La croissance des fascistes est le résultat direct des politiques de tous les partis au Bundestag (parlement fédéral), qui ont adopté leur programme réactionnaire et raciste et les ont intégrés dans le travail parlementaire et dans toutes les commissions. On se souvient encore de la page de couverture de Der Spiegel d’octobre 2023, qui représentait le chancelier avec le slogan «Il faut enfin déporter davantage!» À la mi-janvier, le Bundestag a adopté une loi sur l’accélération des déportations, sous les applaudissements de l’AfD.

Page de titre de Der Spiegel 43/2023. Scholz est photographié et cité en train de dire «Il faut enfin déporter davantage».

L’augmentation des voix de l’AfD montre que le mouvement de masse contre le parti fasciste ne peut réussir que s’il s’oppose de manière irréconciliable aux politiques de droite du gouvernement de coalition et qu’il devient le point de départ d’une mobilisation politique de la classe ouvrière contre le système capitaliste.

La perte massive de voix subie par le SPD est le prix payé pour ses politiques de droite de réarmement militaire, de préparation à la guerre, de xénophobie et de coupes sociales depuis l'arrivée au pouvoir de la coalition.

Il y a deux ans, le 27 février 2022, Scholz a prononcé son tristement célèbre discours de la «nouvelle ère». Il a exploité l’invasion de l’Ukraine par la Russie, que l’OTAN avait provoquée par son expansion constante vers l’Est, pour mener une guerre par procuration contre la Russie, la plus grande offensive de réarmement depuis Hitler et le stationnement d’unités de la Bundeswehr (forces armées) en Europe de l’Est.

Avec 22 milliards d’euros d’aide directe et 19 milliards d’euros d’aide de l’UE depuis le début de la guerre, l’Allemagne est devenue le plus grand financier de la guerre et le plus grand donateur de l’Ukraine après les États-Unis. La liste officielle du soutien militaire allemand à l’Ukraine s’allonge de plus en plus et montre à quel point Berlin est impliqué dans la guerre de l’Ukraine contre la Russie. La liste comprend déjà 105 chars de combat principaux, 30 véhicules de combat d’infanterie, 42 véhicules blindés de transport de troupes, 15 chars antiaériens et 9 systèmes de défense aérienne. À cela s’ajoutent des véhicules blindés de dépannage, des véhicules blindés de pose de ponts, des véhicules blindés de déminage et un demi-million de cartouches de munitions pour tous les types d’armes.

Quelques jours avant la répétition des élections à Berlin, le ministre de la Défense, Boris Pistorius, (SPD) a ouvertement menacé la Russie de guerre.
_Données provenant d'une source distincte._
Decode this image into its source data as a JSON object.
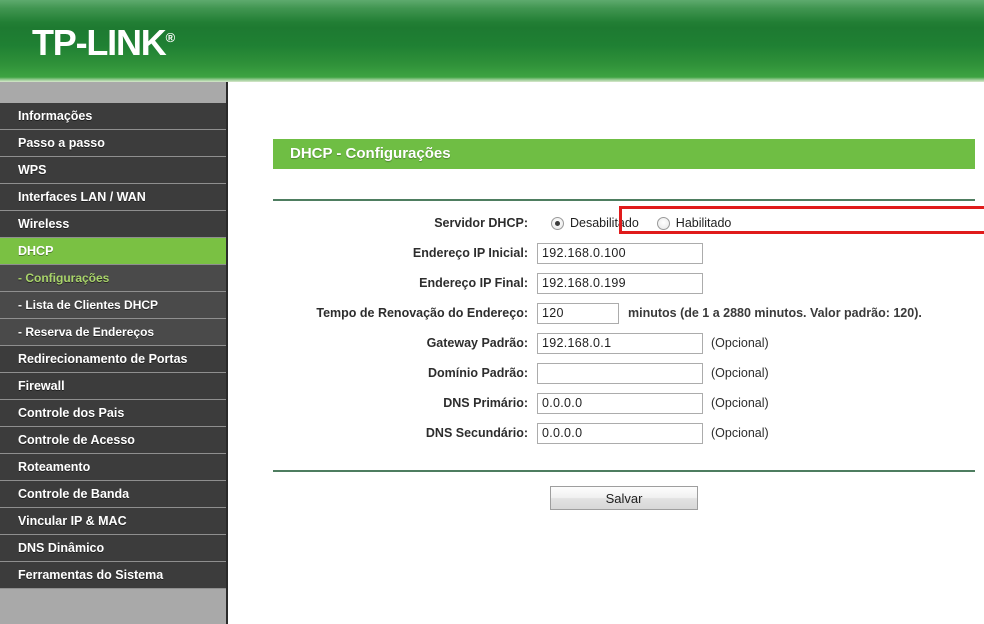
{
  "brand": {
    "name": "TP-LINK",
    "registered_mark": "®"
  },
  "sidebar": {
    "items": [
      {
        "label": "Informações",
        "state": "normal"
      },
      {
        "label": "Passo a passo",
        "state": "normal"
      },
      {
        "label": "WPS",
        "state": "normal"
      },
      {
        "label": "Interfaces LAN / WAN",
        "state": "normal"
      },
      {
        "label": "Wireless",
        "state": "normal"
      },
      {
        "label": "DHCP",
        "state": "active"
      },
      {
        "label": "- Configurações",
        "state": "sub-active"
      },
      {
        "label": "- Lista de Clientes DHCP",
        "state": "sub"
      },
      {
        "label": "- Reserva de Endereços",
        "state": "sub"
      },
      {
        "label": "Redirecionamento de Portas",
        "state": "normal"
      },
      {
        "label": "Firewall",
        "state": "normal"
      },
      {
        "label": "Controle dos Pais",
        "state": "normal"
      },
      {
        "label": "Controle de Acesso",
        "state": "normal"
      },
      {
        "label": "Roteamento",
        "state": "normal"
      },
      {
        "label": "Controle de Banda",
        "state": "normal"
      },
      {
        "label": "Vincular IP & MAC",
        "state": "normal"
      },
      {
        "label": "DNS Dinâmico",
        "state": "normal"
      },
      {
        "label": "Ferramentas do Sistema",
        "state": "normal"
      }
    ]
  },
  "main": {
    "title": "DHCP - Configurações",
    "server": {
      "label": "Servidor DHCP:",
      "options": [
        {
          "label": "Desabilitado",
          "selected": true
        },
        {
          "label": "Habilitado",
          "selected": false
        }
      ]
    },
    "fields": {
      "ip_start": {
        "label": "Endereço IP Inicial:",
        "value": "192.168.0.100"
      },
      "ip_end": {
        "label": "Endereço IP Final:",
        "value": "192.168.0.199"
      },
      "lease_time": {
        "label": "Tempo de Renovação do Endereço:",
        "value": "120",
        "hint": "minutos (de 1 a 2880 minutos. Valor padrão: 120)."
      },
      "gateway": {
        "label": "Gateway Padrão:",
        "value": "192.168.0.1",
        "optional": "(Opcional)"
      },
      "domain": {
        "label": "Domínio Padrão:",
        "value": "",
        "optional": "(Opcional)"
      },
      "dns_primary": {
        "label": "DNS Primário:",
        "value": "0.0.0.0",
        "optional": "(Opcional)"
      },
      "dns_secondary": {
        "label": "DNS Secundário:",
        "value": "0.0.0.0",
        "optional": "(Opcional)"
      }
    },
    "save_label": "Salvar"
  },
  "colors": {
    "brand_green": "#1e7a31",
    "accent_green": "#7ac143",
    "title_green": "#6fbe44",
    "highlight_red": "#e01b1b",
    "sidebar_dark": "#3c3c3c"
  }
}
Dans plusieurs interviews, il a déclaré que l’Allemagne devrait se préparer à une guerre avec la puissance nucléaire russe dans «une période de cinq à huit ans». Depuis des semaines, il appelle l’Allemagne à se «préparer à la guerre» et à renforcer son rôle de leader au sein de l’OTAN.

Dans le même temps, les puissances de l’OTAN ont ouvert un deuxième front au Moyen-Orient. Le gouvernement allemand soutient inconditionnellement le génocide israélien contre les Palestiniens, et ils répriment toute opposition à ce génocide, la qualifiant d’«antisémite».

Si certains pensaient que la perte massive de voix lors de la «petite élection du Bundestag» – comme on a souvent appelé la répétition des élections à Berlin – persuaderait le SPD de se montrer moins belliqueux et de réduire sa propagande en faveur du réarmement, ils ont pu constater lundi qu’ils avaient tort.

Le matin suivant l’élection, devant les caméras de télévision, Scholz a posé la première pierre d’un agrandissement de l’usine de munitions Rheinmetall en Basse-Saxe, le deuxième plus grand fabricant d’armes d’Allemagne. Le quotidien financier Handelsblatt l’a cité en ces termes: «Nous ne vivons pas en temps de paix», et a rapporté avec jubilation comment le chancelier SPD a loué l’importance de l’industrie de la défense et s’est tenu devant des chars et des caisses de munitions pendant «plus d’une heure» pour une séance de photos.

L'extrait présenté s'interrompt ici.